Come è difficile raccordare col mistero trinitario questo strano girotondo di persone ferite, di situazioni sconsolate, di conflitti insanabili, di violenze sotto traccia.
Che fatica a combinare il vocabolario suggerito dalla dottrina biblica con quello urlato dalla disperazione degli uomini.
Quanto è lontana la luce dei cieli da questi crespuscoli vermigli della terra, tinti di lacrime e di sangue.
In cima a un foglio ho segnato: «mutua immanenza delle persone divine». Ma che cosa
ha da spartire questo concetto, che pure avrei voluto spiegarvi, col settanta per cento di invalidità di Luigi, che mi sono annotata più sotto, nella speranza di segnalarla alla Casa di riposo dove non hanno voluto accogliere sua moglie anch’essa anziana e malata di diabete?
Che senso ha che, sul dritto del foglietto degli appunti, abbia abbozzato alcune frasi sull’inabitazione della Trinità nell’anima dell’uomo, e sul rovescio mi ritrovi il numero telefonico del «SUNIA» presso cui stasera dovrò protestare perché a una famiglia numerosa, che abita in un locale diroccato fuori mano, non hanno concesso il punteggio giusto per l’assegnazione delle case popolari?
No. Non ce la faccio proprio, carissimi catechisti, a continuare il discorso sulla dimora inaccessibile di Dio dove un giorno, «con-morti», «con-sepolti», «con-risuscitati», «con-siederemo» con Cristo per sempre, proprio mentre un pover’uomo, dall’aspetto un po’ ebete, insiste perché vada a trovare il figlio handicappato nell’umido sottano dove abita da vent’anni.

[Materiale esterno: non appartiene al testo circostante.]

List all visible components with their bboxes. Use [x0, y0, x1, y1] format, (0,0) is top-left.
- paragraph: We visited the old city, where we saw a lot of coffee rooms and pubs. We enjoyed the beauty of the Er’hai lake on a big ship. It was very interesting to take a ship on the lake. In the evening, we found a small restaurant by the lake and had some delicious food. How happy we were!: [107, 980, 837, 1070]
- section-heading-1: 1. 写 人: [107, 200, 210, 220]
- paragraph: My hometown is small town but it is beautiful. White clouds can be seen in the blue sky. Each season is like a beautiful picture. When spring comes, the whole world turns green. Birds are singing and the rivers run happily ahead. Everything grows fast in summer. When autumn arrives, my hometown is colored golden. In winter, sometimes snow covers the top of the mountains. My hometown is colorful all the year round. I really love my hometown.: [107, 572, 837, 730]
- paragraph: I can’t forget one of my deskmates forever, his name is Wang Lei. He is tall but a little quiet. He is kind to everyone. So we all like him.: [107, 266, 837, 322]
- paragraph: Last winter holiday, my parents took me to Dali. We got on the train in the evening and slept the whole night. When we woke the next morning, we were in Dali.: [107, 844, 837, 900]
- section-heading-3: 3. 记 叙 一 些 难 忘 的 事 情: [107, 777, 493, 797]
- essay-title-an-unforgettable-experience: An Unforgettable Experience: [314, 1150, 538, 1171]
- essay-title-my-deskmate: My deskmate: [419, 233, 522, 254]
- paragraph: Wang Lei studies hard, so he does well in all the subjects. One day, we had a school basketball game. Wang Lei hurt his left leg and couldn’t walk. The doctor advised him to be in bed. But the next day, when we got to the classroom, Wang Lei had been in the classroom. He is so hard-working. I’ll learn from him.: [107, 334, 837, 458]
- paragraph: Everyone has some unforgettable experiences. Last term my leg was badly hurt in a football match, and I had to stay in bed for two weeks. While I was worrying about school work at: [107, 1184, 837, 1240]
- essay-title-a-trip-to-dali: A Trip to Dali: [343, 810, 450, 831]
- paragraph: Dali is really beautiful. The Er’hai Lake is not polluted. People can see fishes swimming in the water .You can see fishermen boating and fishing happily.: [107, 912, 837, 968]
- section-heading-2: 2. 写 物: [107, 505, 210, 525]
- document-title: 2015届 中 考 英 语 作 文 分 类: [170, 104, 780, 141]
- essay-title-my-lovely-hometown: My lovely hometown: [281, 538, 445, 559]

Ma che cos’è questo sortilegio che mi impedisce di parlarvi dell’amore eterno del Padre, della consustanzialità del Figlio, e della forza ricreante dello Spirito, dirottandomi, dalle autostrade a scorrimento veloce della riflessione trinitaria, sulle viottole impervie di questa così terribile quotidianità?
E perché proprio i fogli di un’agenda, su cui avrei dovuto raccontare dello Spirito che «geme dentro di noi», si vergano di note che raccontano i gemiti della povera gente?
E perché la meditazione che pure avevo deciso di farvi sulla condiscendenza del Figlio e sul suo abbassarsi al nostro livello e sul suo voler fare tutt’uno con noi, è stata soppiantata sul mio block-notes da un malinconico pro-memoria che mi ricorda il tentativo di far fare la pace, domani, tra Maria e suo fratello Giovanni, il quale ha torto marcio ma che, essendo più grande, non vuole piegarsi a chiederle scusa?
E perché gli appunti che avrei dovuto riservare alla giustizia e alla misericordia del Padre, quasi per una incredibile dissolvenza si tramutano, sotto la mia penna, nel rilievo che quel giovane medico ha subito un’ingiustizia colossale al concorso della USL e che Antonella, scappata da casa e sposatasi con un divorziato, non ha più trovato pietà presso i suoi genitori?
È inutile. Non ce la faccio proprio a sollevarmi alle vertigini trinitarie. Sono troppo impantanato nei problemi dei nostri umani crepacci.
Mi fermo qui. Forse sono troppo stanco.
Se mi riuscirà, stanotte riconsidererò tutto, nel silenzio della mia cappella. Per ora perdonatemi.
Vi saluto.
13 maggio 1990 + don TONINO, Vescovo
PS. Ho rimeditato stanotte su quanto ho scritto ieri. Il Signore mi ha suggerito di non cambiare neppure una virgola. Forse è proprio vero che le strade del cielo attraversano i poveri incroci della terra.